L'Histoire du Mende Gévaudan Club (MGC) Handball : De la Passion Locale aux Ambitions Nationales

Le Mende Gévaudan Club (MGC) handball, fondé en 1960 par MM. Pierre Carrère et André Chassang, professeurs d’EPS, avec Robert Agulhon comme premier président, possède une histoire riche et complexe, marquée par des succès, des défis et des controverses. Cet article explore les différentes facettes de ce club lozérien, de ses origines à ses ambitions actuelles, en passant par les moments clés qui ont façonné son identité.

Handball

Les Débuts et l'Ascension

Dès sa création, le MGC s'est rapidement intégré dans le paysage sportif local. Le club a gravi les échelons, porté par des bénévoles passionnés et des joueurs talentueux. Les entraîneurs, souvent formés par le club lui-même, ont joué un rôle essentiel dans le développement des jeunes talents.
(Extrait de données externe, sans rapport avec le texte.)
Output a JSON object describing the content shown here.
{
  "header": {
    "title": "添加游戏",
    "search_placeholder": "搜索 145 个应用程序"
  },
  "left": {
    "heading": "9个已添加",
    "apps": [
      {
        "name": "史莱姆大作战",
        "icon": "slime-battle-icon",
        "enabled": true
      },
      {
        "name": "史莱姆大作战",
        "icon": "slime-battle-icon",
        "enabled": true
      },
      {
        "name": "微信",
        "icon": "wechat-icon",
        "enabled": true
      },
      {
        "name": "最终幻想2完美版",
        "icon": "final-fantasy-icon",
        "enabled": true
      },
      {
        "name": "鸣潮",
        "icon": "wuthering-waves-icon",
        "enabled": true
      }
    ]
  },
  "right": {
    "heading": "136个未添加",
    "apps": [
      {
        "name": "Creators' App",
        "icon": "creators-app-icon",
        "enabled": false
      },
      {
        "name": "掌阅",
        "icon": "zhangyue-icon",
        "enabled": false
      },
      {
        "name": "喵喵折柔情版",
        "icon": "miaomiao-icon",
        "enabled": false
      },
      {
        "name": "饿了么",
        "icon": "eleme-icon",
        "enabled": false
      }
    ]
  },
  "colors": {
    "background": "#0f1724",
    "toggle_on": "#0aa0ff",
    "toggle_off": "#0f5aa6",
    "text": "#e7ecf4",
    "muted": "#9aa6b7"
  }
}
Un référentiel de formation a été élaboré pour permettre aux joueurs de progresser et d'acquérir la pratique du handball dans un environnement ludique, les préparant ainsi à la compétition et au plus haut niveau.
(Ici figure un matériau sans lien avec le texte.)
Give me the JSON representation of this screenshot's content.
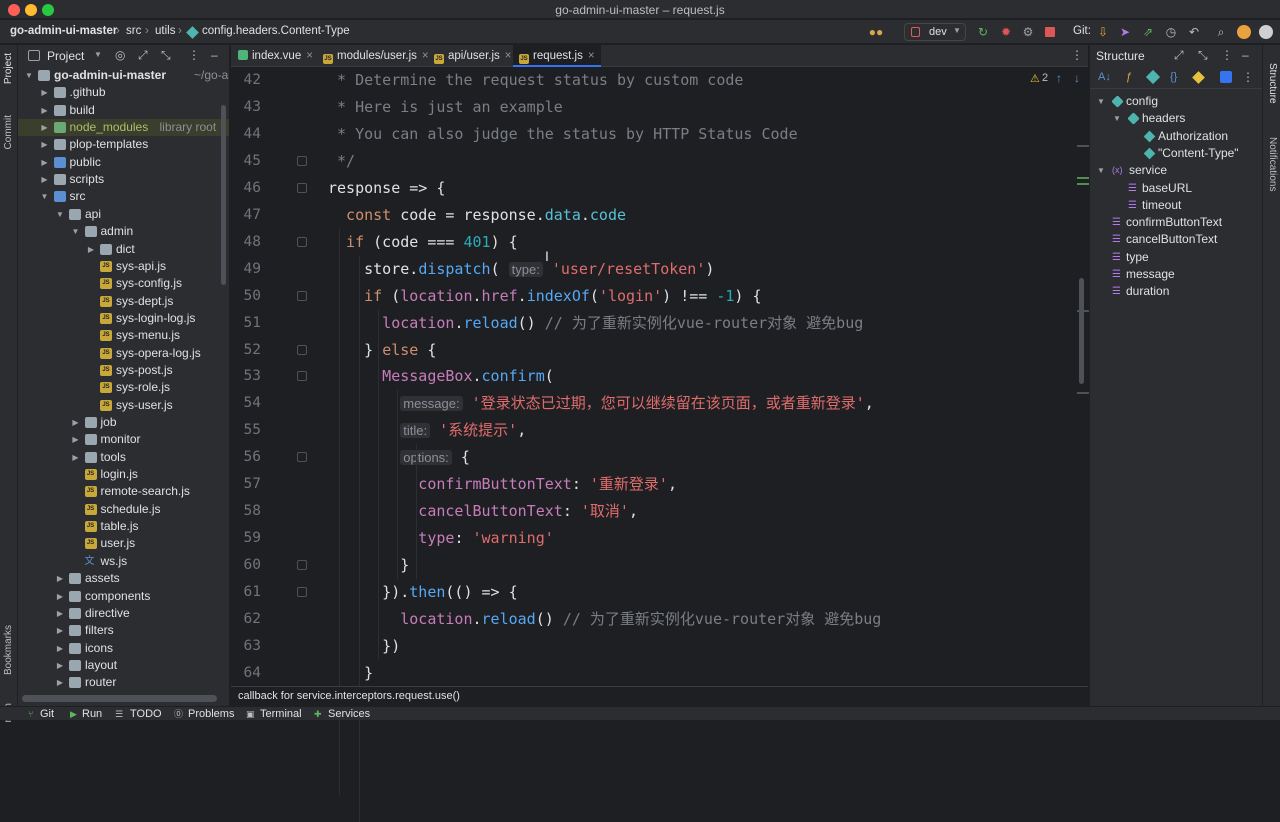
{
  "window": {
    "title": "go-admin-ui-master – request.js"
  },
  "breadcrumb": [
    "go-admin-ui-master",
    "src",
    "utils",
    "config.headers.Content-Type"
  ],
  "toolbar": {
    "branch": "dev",
    "git_label": "Git:"
  },
  "project_panel": {
    "title": "Project",
    "tree": [
      {
        "label": "go-admin-ui-master",
        "suffix": "~/go-adn",
        "depth": 0,
        "arrow": "down",
        "icon": "folder",
        "bold": true
      },
      {
        "label": ".github",
        "depth": 1,
        "arrow": "right",
        "icon": "folder"
      },
      {
        "label": "build",
        "depth": 1,
        "arrow": "right",
        "icon": "folder"
      },
      {
        "label": "node_modules",
        "suffix": "library root",
        "depth": 1,
        "arrow": "right",
        "icon": "folder-green",
        "highlight": true
      },
      {
        "label": "plop-templates",
        "depth": 1,
        "arrow": "right",
        "icon": "folder"
      },
      {
        "label": "public",
        "depth": 1,
        "arrow": "right",
        "icon": "folder-blue"
      },
      {
        "label": "scripts",
        "depth": 1,
        "arrow": "right",
        "icon": "folder"
      },
      {
        "label": "src",
        "depth": 1,
        "arrow": "down",
        "icon": "folder-blue"
      },
      {
        "label": "api",
        "depth": 2,
        "arrow": "down",
        "icon": "folder"
      },
      {
        "label": "admin",
        "depth": 3,
        "arrow": "down",
        "icon": "folder"
      },
      {
        "label": "dict",
        "depth": 4,
        "arrow": "right",
        "icon": "folder"
      },
      {
        "label": "sys-api.js",
        "depth": 4,
        "icon": "js"
      },
      {
        "label": "sys-config.js",
        "depth": 4,
        "icon": "js"
      },
      {
        "label": "sys-dept.js",
        "depth": 4,
        "icon": "js"
      },
      {
        "label": "sys-login-log.js",
        "depth": 4,
        "icon": "js"
      },
      {
        "label": "sys-menu.js",
        "depth": 4,
        "icon": "js"
      },
      {
        "label": "sys-opera-log.js",
        "depth": 4,
        "icon": "js"
      },
      {
        "label": "sys-post.js",
        "depth": 4,
        "icon": "js"
      },
      {
        "label": "sys-role.js",
        "depth": 4,
        "icon": "js"
      },
      {
        "label": "sys-user.js",
        "depth": 4,
        "icon": "js"
      },
      {
        "label": "job",
        "depth": 3,
        "arrow": "right",
        "icon": "folder"
      },
      {
        "label": "monitor",
        "depth": 3,
        "arrow": "right",
        "icon": "folder"
      },
      {
        "label": "tools",
        "depth": 3,
        "arrow": "right",
        "icon": "folder"
      },
      {
        "label": "login.js",
        "depth": 3,
        "icon": "js"
      },
      {
        "label": "remote-search.js",
        "depth": 3,
        "icon": "js"
      },
      {
        "label": "schedule.js",
        "depth": 3,
        "icon": "js"
      },
      {
        "label": "table.js",
        "depth": 3,
        "icon": "js"
      },
      {
        "label": "user.js",
        "depth": 3,
        "icon": "js"
      },
      {
        "label": "ws.js",
        "depth": 3,
        "icon": "ws"
      },
      {
        "label": "assets",
        "depth": 2,
        "arrow": "right",
        "icon": "folder"
      },
      {
        "label": "components",
        "depth": 2,
        "arrow": "right",
        "icon": "folder"
      },
      {
        "label": "directive",
        "depth": 2,
        "arrow": "right",
        "icon": "folder"
      },
      {
        "label": "filters",
        "depth": 2,
        "arrow": "right",
        "icon": "folder"
      },
      {
        "label": "icons",
        "depth": 2,
        "arrow": "right",
        "icon": "folder"
      },
      {
        "label": "layout",
        "depth": 2,
        "arrow": "right",
        "icon": "folder"
      },
      {
        "label": "router",
        "depth": 2,
        "arrow": "right",
        "icon": "folder"
      }
    ]
  },
  "editor": {
    "tabs": [
      {
        "label": "index.vue",
        "active": false
      },
      {
        "label": "modules/user.js",
        "active": false
      },
      {
        "label": "api/user.js",
        "active": false
      },
      {
        "label": "request.js",
        "active": true
      }
    ],
    "warnings_count": "2",
    "lines": [
      {
        "n": "42",
        "segs": [
          [
            "cm",
            " * Determine the request status by custom code"
          ]
        ]
      },
      {
        "n": "43",
        "segs": [
          [
            "cm",
            " * Here is just an example"
          ]
        ]
      },
      {
        "n": "44",
        "segs": [
          [
            "cm",
            " * You can also judge the status by HTTP Status Code"
          ]
        ]
      },
      {
        "n": "45",
        "segs": [
          [
            "cm",
            " */"
          ]
        ]
      },
      {
        "n": "46",
        "segs": [
          [
            "white",
            "response => {"
          ]
        ]
      },
      {
        "n": "47",
        "segs": [
          [
            "kw",
            "  const "
          ],
          [
            "white",
            "code = response."
          ],
          [
            "prop",
            "data"
          ],
          [
            "white",
            "."
          ],
          [
            "prop",
            "code"
          ]
        ]
      },
      {
        "n": "48",
        "segs": [
          [
            "kw",
            "  if "
          ],
          [
            "white",
            "(code === "
          ],
          [
            "num",
            "401"
          ],
          [
            "white",
            ") {"
          ]
        ]
      },
      {
        "n": "49",
        "segs": [
          [
            "white",
            "    store."
          ],
          [
            "fn",
            "dispatch"
          ],
          [
            "white",
            "( "
          ],
          [
            "hint",
            "type:"
          ],
          [
            "white",
            " "
          ],
          [
            "str",
            "'user/resetToken'"
          ],
          [
            "white",
            ")"
          ]
        ]
      },
      {
        "n": "50",
        "segs": [
          [
            "kw",
            "    if "
          ],
          [
            "white",
            "("
          ],
          [
            "memb",
            "location"
          ],
          [
            "white",
            "."
          ],
          [
            "memb",
            "href"
          ],
          [
            "white",
            "."
          ],
          [
            "fn",
            "indexOf"
          ],
          [
            "white",
            "("
          ],
          [
            "str",
            "'login'"
          ],
          [
            "white",
            ") !== "
          ],
          [
            "num",
            "-1"
          ],
          [
            "white",
            ") {"
          ]
        ]
      },
      {
        "n": "51",
        "segs": [
          [
            "memb",
            "      location"
          ],
          [
            "white",
            "."
          ],
          [
            "fn",
            "reload"
          ],
          [
            "white",
            "() "
          ],
          [
            "cm",
            "// 为了重新实例化vue-router对象 避免bug"
          ]
        ]
      },
      {
        "n": "52",
        "segs": [
          [
            "white",
            "    } "
          ],
          [
            "kw",
            "else "
          ],
          [
            "white",
            "{"
          ]
        ]
      },
      {
        "n": "53",
        "segs": [
          [
            "memb",
            "      MessageBox"
          ],
          [
            "white",
            "."
          ],
          [
            "fn",
            "confirm"
          ],
          [
            "white",
            "("
          ]
        ]
      },
      {
        "n": "54",
        "segs": [
          [
            "white",
            "        "
          ],
          [
            "hint",
            "message:"
          ],
          [
            "white",
            " "
          ],
          [
            "str",
            "'登录状态已过期，您可以继续留在该页面，或者重新登录'"
          ],
          [
            "white",
            ","
          ]
        ]
      },
      {
        "n": "55",
        "segs": [
          [
            "white",
            "        "
          ],
          [
            "hint",
            "title:"
          ],
          [
            "white",
            " "
          ],
          [
            "str",
            "'系统提示'"
          ],
          [
            "white",
            ","
          ]
        ]
      },
      {
        "n": "56",
        "segs": [
          [
            "white",
            "        "
          ],
          [
            "hint",
            "options:"
          ],
          [
            "white",
            " {"
          ]
        ]
      },
      {
        "n": "57",
        "segs": [
          [
            "key",
            "          confirmButtonText"
          ],
          [
            "white",
            ": "
          ],
          [
            "str",
            "'重新登录'"
          ],
          [
            "white",
            ","
          ]
        ]
      },
      {
        "n": "58",
        "segs": [
          [
            "key",
            "          cancelButtonText"
          ],
          [
            "white",
            ": "
          ],
          [
            "str",
            "'取消'"
          ],
          [
            "white",
            ","
          ]
        ]
      },
      {
        "n": "59",
        "segs": [
          [
            "key",
            "          type"
          ],
          [
            "white",
            ": "
          ],
          [
            "str",
            "'warning'"
          ]
        ]
      },
      {
        "n": "60",
        "segs": [
          [
            "white",
            "        }"
          ]
        ]
      },
      {
        "n": "61",
        "segs": [
          [
            "white",
            "      })."
          ],
          [
            "fn",
            "then"
          ],
          [
            "white",
            "(() => {"
          ]
        ]
      },
      {
        "n": "62",
        "segs": [
          [
            "memb",
            "        location"
          ],
          [
            "white",
            "."
          ],
          [
            "fn",
            "reload"
          ],
          [
            "white",
            "() "
          ],
          [
            "cm",
            "// 为了重新实例化vue-router对象 避免bug"
          ]
        ]
      },
      {
        "n": "63",
        "segs": [
          [
            "white",
            "      })"
          ]
        ]
      },
      {
        "n": "64",
        "segs": [
          [
            "white",
            "    }"
          ]
        ]
      }
    ],
    "hint_bar": "callback for service.interceptors.request.use()"
  },
  "structure_panel": {
    "title": "Structure",
    "tree": [
      {
        "label": "config",
        "depth": 0,
        "arrow": "down",
        "icon": "cube"
      },
      {
        "label": "headers",
        "depth": 1,
        "arrow": "down",
        "icon": "cube"
      },
      {
        "label": "Authorization",
        "depth": 2,
        "icon": "prop-green"
      },
      {
        "label": "\"Content-Type\"",
        "depth": 2,
        "icon": "prop-green"
      },
      {
        "label": "service",
        "depth": 0,
        "arrow": "down",
        "icon": "var"
      },
      {
        "label": "baseURL",
        "depth": 1,
        "icon": "field"
      },
      {
        "label": "timeout",
        "depth": 1,
        "icon": "field"
      },
      {
        "label": "confirmButtonText",
        "depth": 0,
        "icon": "field"
      },
      {
        "label": "cancelButtonText",
        "depth": 0,
        "icon": "field"
      },
      {
        "label": "type",
        "depth": 0,
        "icon": "field"
      },
      {
        "label": "message",
        "depth": 0,
        "icon": "field"
      },
      {
        "label": "duration",
        "depth": 0,
        "icon": "field"
      }
    ]
  },
  "side_tools": {
    "left_top": [
      "Project",
      "Commit"
    ],
    "left_bottom": [
      "Bookmarks",
      "npm"
    ],
    "right": [
      "Structure",
      "Notifications"
    ]
  },
  "status_bar": {
    "items": [
      "Git",
      "Run",
      "TODO",
      "Problems",
      "Terminal",
      "Services"
    ]
  }
}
Les Années 2000: Ambitions et Désillusions

La saison 2011/2012 a été particulièrement difficile pour le MGC. Malgré une saison exceptionnelle en Prénationale, avec une seule défaite et vingt victoires, le club s'est vu refuser l'accession en Nationale 3 par la commission des litiges de la ligue régionale de handball. La rumeur enflait depuis plusieurs semaines. Depuis mercredi soir, la nouvelle est officielle : le Mende Gévaudan club n’évoluera pas en Nationale 3 la saison prochaine. Ainsi en a décidé la commission des litiges de la ligue régionale de handball. Pas vraiment du goût du club mendois.
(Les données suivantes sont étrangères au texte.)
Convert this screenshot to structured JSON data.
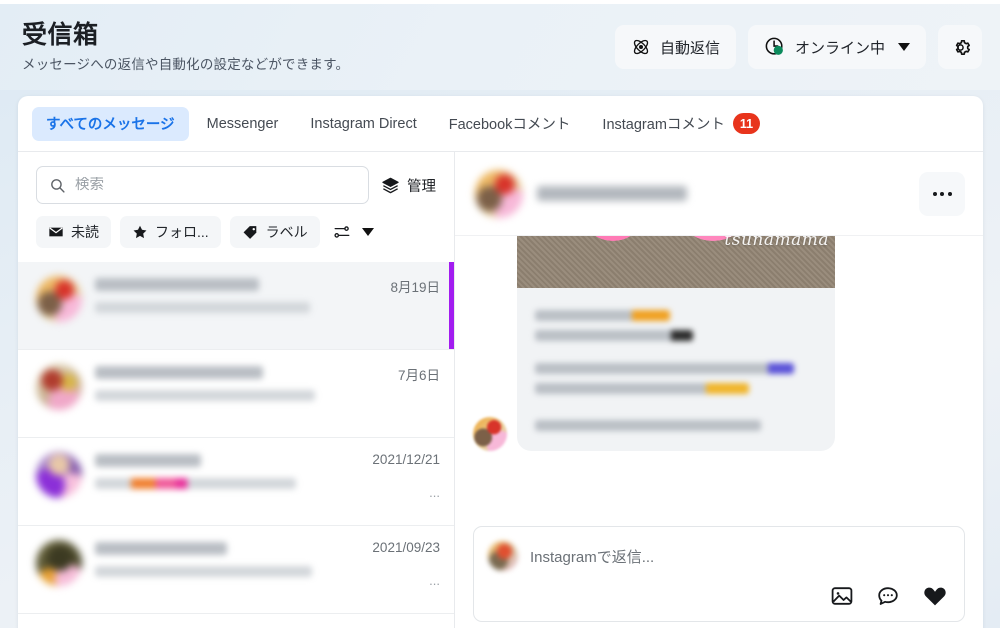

Cette décision, contestée par le club, était due à un litige concernant la contribution mutualisée des clubs au développement (CMCD). Le MGC n'était pas en conformité avec cette contribution en raison du départ d'un arbitre qui n'avait pas pu être remplacé au début de la saison 2009-2010. Du coup, le MGC ne répondait plus à tous les critères (nombre d’arbitres, d’éducateurs diplômés et d’équipes de jeunes), comme beaucoup de clubs de la région. Dans l’absolu, il aurait pu être rétrogradé.

Selon Serge Benmussa, le coprésident du MGC, le club était en conflit avec la ligue pour des raisons réglementaires litigieuses. L’histoire date de plusieurs mois. Pour faire simple, le club lozérien n’était pas en conformité avec la contribution mutualisée des clubs au développement (CMCD), la faute au départ d’un arbitre qui n’a pas pu être remplacé au début de la saison 2009-2010.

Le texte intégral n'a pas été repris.